Oral Prescription-Strength Medication When Retinization Doesn’t Work
There are several prescription-strength oral acne medications that your dermatologist can turn to when topical medications fail to have an effect on the severity of the breakout. They include
- Antibiotics: They include the likes of erythromycin and doxycycline that can kill acne-causing bacteria on your skin thereby lessening the extent of the inflammation. They are especially good for inflammatory types of acne bouts which are often characterized by pus-filled blackheads and tender-looking, angry, red bumps.
- Spironolactone: It’s a hormonal prescription option for women who are thought to be suffering from acne as a result of their androgens triggering too much oil production. The argument here is that the lesser the sebum produced, the lower the chances of inflammation. Spironolactone is actually a blood pressure pill.
- Oral contraceptives: It may be hard to believe but sometimes birth control pills can be used to clear up your skin. These work by regulating the secretion of progestin and estrogen which could have a bearing on the production of sebum and, consequently, the intensity of the flare ups.
- Isotretinoin: Also popularly known through its brand name Accutane. It’s a significantly potent medication that is often used for controlling severe cystic acne.
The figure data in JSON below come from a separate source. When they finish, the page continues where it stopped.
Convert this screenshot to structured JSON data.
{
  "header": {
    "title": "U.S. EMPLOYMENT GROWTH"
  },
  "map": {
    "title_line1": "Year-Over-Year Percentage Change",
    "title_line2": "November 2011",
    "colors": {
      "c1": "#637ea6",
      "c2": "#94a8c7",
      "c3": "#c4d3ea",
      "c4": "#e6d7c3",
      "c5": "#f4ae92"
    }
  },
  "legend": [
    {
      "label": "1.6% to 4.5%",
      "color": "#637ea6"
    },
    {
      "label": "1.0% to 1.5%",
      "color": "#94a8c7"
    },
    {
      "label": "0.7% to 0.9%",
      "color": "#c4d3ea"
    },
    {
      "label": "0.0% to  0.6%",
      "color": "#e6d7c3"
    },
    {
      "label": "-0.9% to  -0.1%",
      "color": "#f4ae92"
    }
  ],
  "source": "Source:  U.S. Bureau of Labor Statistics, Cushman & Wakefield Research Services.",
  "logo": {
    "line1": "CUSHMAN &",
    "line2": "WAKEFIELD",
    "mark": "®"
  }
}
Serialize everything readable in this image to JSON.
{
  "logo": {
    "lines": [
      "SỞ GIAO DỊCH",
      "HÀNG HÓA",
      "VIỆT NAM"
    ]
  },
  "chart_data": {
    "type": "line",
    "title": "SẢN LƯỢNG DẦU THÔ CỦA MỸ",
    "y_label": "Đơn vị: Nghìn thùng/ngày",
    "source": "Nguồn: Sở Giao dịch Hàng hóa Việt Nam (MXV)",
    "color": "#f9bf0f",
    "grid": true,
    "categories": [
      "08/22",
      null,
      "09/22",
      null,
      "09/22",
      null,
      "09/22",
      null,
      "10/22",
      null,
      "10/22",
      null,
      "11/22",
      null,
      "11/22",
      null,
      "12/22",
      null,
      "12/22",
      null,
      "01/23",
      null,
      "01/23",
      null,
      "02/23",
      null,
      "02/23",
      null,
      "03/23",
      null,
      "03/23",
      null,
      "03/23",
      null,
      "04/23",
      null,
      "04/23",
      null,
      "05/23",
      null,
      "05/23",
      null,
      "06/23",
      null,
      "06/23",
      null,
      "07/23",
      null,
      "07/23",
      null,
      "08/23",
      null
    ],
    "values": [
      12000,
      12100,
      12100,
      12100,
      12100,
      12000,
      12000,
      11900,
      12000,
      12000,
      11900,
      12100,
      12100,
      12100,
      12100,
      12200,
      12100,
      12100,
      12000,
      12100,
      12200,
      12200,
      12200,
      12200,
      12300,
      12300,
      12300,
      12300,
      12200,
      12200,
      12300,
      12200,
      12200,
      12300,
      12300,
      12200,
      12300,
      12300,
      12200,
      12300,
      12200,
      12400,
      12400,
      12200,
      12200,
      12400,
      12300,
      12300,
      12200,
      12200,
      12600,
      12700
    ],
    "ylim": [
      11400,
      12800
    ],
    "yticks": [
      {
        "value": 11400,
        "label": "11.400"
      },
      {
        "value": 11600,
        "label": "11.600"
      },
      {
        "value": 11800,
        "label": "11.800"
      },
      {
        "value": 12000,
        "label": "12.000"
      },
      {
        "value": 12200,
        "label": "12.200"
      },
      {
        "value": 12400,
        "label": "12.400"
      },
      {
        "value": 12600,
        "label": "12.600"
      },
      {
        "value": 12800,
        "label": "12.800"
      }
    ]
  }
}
The bottom line here is that the above prescription-strength medications ought to be used only under the strict guidance and supervision of a board-certified dermatologist. One of the reasons is that as much as some of these pharmaceutical remedies are highly effective in what they do, they also have a potential of carrying with them severe side effects which could wreak havoc on one’s system if used without the instruction of a doctor. Under no circumstance should you attempt to self-prescribe them for your breakout.
Thanks to the advances made in modern medicine, you no longer have to sit and hope that an acne bout will go away on its own. By employing the use of some of these easily-available medications, you can put a dent on the severity of a breakout and give your skin a chance to heal without unsightly scars and marks forming in the aftermath.